Chemical conjugation of Delta F508-CFTR corrector deoxyspergualin to transporter human serum albumin enhances its ability to rescue Cl- channel functions

The most common mutation of the cystic fibrosis (CF) gene, the deletion of Phe508, encodes a protein (Delta F508- CFTR) that fails to fold properly, thus mutated Delta F508- cystic fibrosis transmembrane conductance regulator (CFTR) is recognized and degraded via the ubiquitin- proteasome endoplasmic reticulum associated degradation pathway. Chemical and pharmacological chaperones and ligand- induced transport open options for designing specific drugs to control protein (mis) folding or transport.
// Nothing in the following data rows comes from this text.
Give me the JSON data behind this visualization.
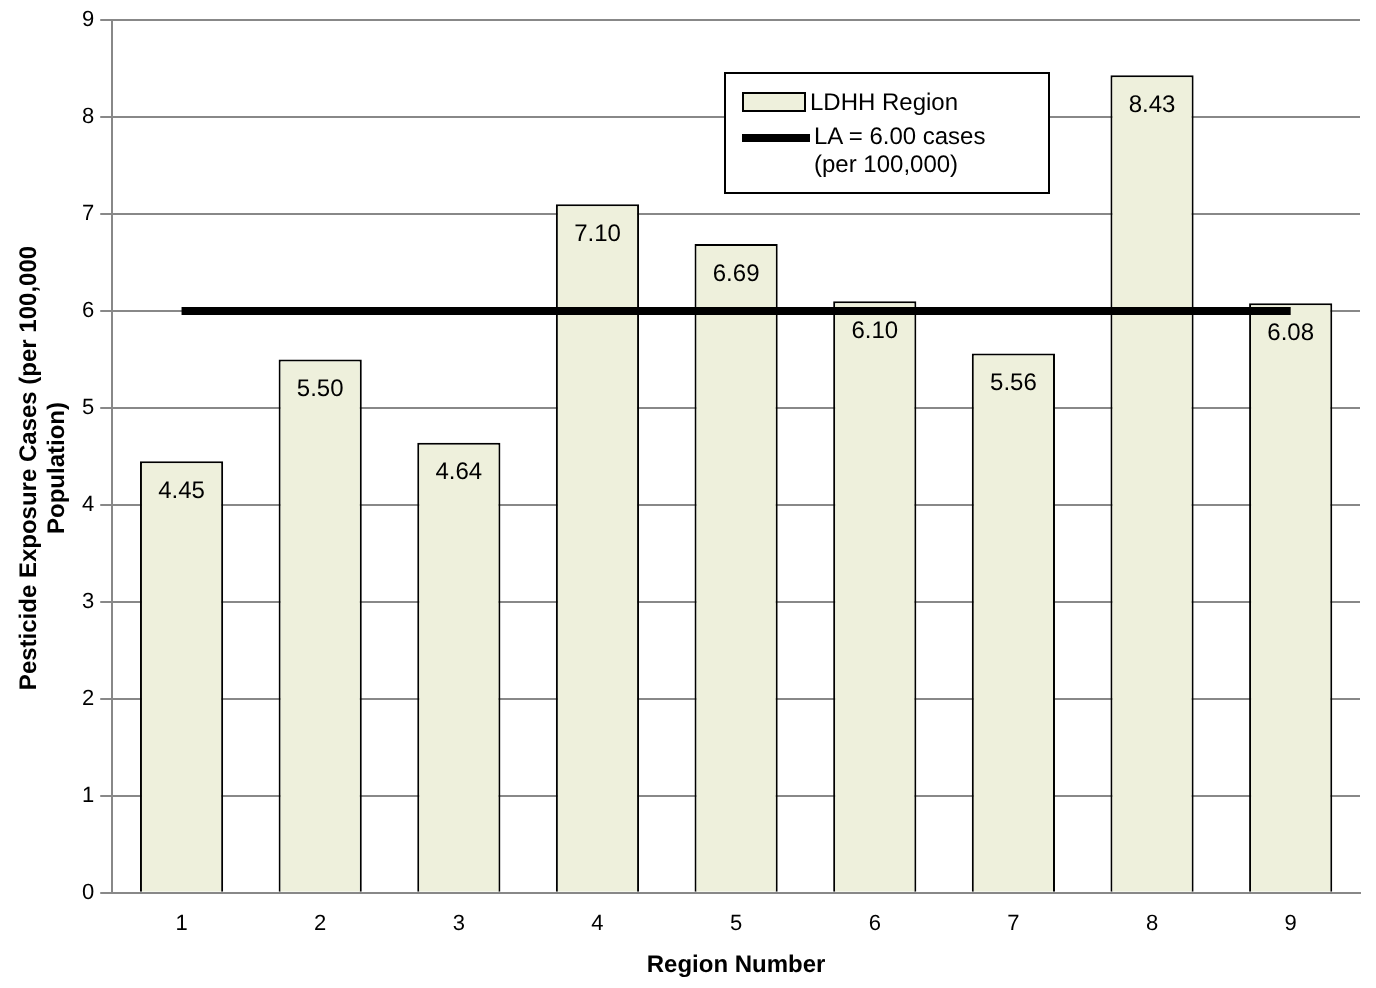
{
  "chart_data": {
    "type": "bar",
    "xlabel": "Region Number",
    "ylabel": "Pesticide Exposure Cases (per 100,000 Population)",
    "categories": [
      "1",
      "2",
      "3",
      "4",
      "5",
      "6",
      "7",
      "8",
      "9"
    ],
    "series": [
      {
        "name": "LDHH Region",
        "color": "#eef0dc",
        "values": [
          4.45,
          5.5,
          4.64,
          7.1,
          6.69,
          6.1,
          5.56,
          8.43,
          6.08
        ],
        "value_labels": [
          "4.45",
          "5.50",
          "4.64",
          "7.10",
          "6.69",
          "6.10",
          "5.56",
          "8.43",
          "6.08"
        ]
      },
      {
        "name": "LA = 6.00 cases (per 100,000)",
        "type": "line",
        "color": "#000000",
        "values": [
          6,
          6,
          6,
          6,
          6,
          6,
          6,
          6,
          6
        ]
      }
    ],
    "ylim": [
      0,
      9
    ],
    "yticks": [
      0,
      1,
      2,
      3,
      4,
      5,
      6,
      7,
      8,
      9
    ],
    "grid": "y",
    "legend": "top right"
  }
}
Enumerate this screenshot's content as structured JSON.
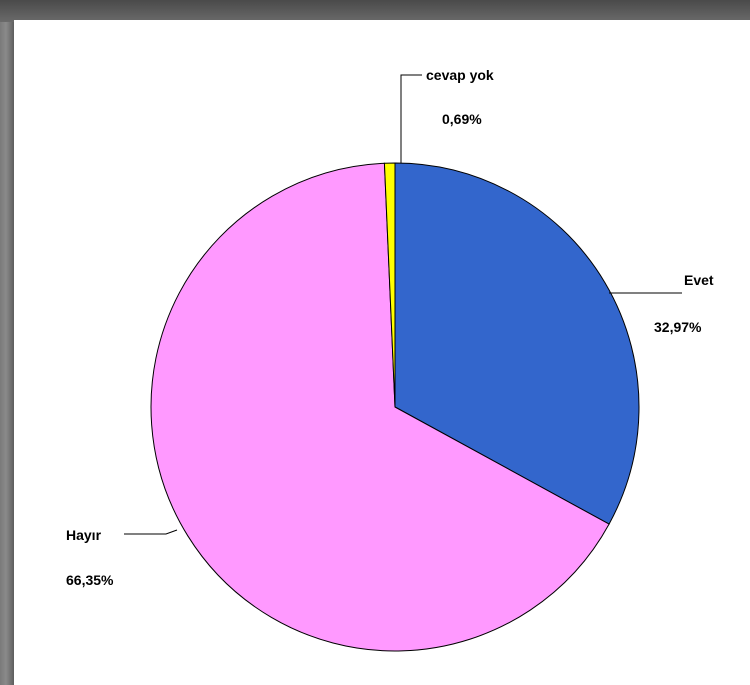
{
  "chart_data": {
    "type": "pie",
    "slices": [
      {
        "label": "Evet",
        "value": 32.97,
        "value_label": "32,97%",
        "color": "#3366cc"
      },
      {
        "label": "Hayır",
        "value": 66.35,
        "value_label": "66,35%",
        "color": "#ff99ff"
      },
      {
        "label": "cevap yok",
        "value": 0.69,
        "value_label": "0,69%",
        "color": "#ffff00"
      }
    ],
    "start_angle_deg": 0,
    "direction": "clockwise",
    "legend": "none"
  }
}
A class of compounds that has been proposed as having potential utility in Delta F508- CFTR is that which targets the molecular chaperone and proteasome systems. In this study, we have selected deoxyspergualin (DSG) as a reference molecule for this class of compounds and for ease of cross- linking to human serum albumin (HSA) as a protein transporter. Chemical cross- linking of DSG to HSA via a disulfide-based cross- linker and its administration to cells carrying Delta F508-CFTR resulted in a greater enhancement of Delta F508- CFTR function than when free DSG was used. Function of the selenium- dependent oxidoreductase system was required to allow intracellular activation of HSA- DSG conjugates. The principle that carrier proteins can deliver pharmacological chaperones to cells leading to correction of defective CFTR functions is therefore proven and warrants further investigations.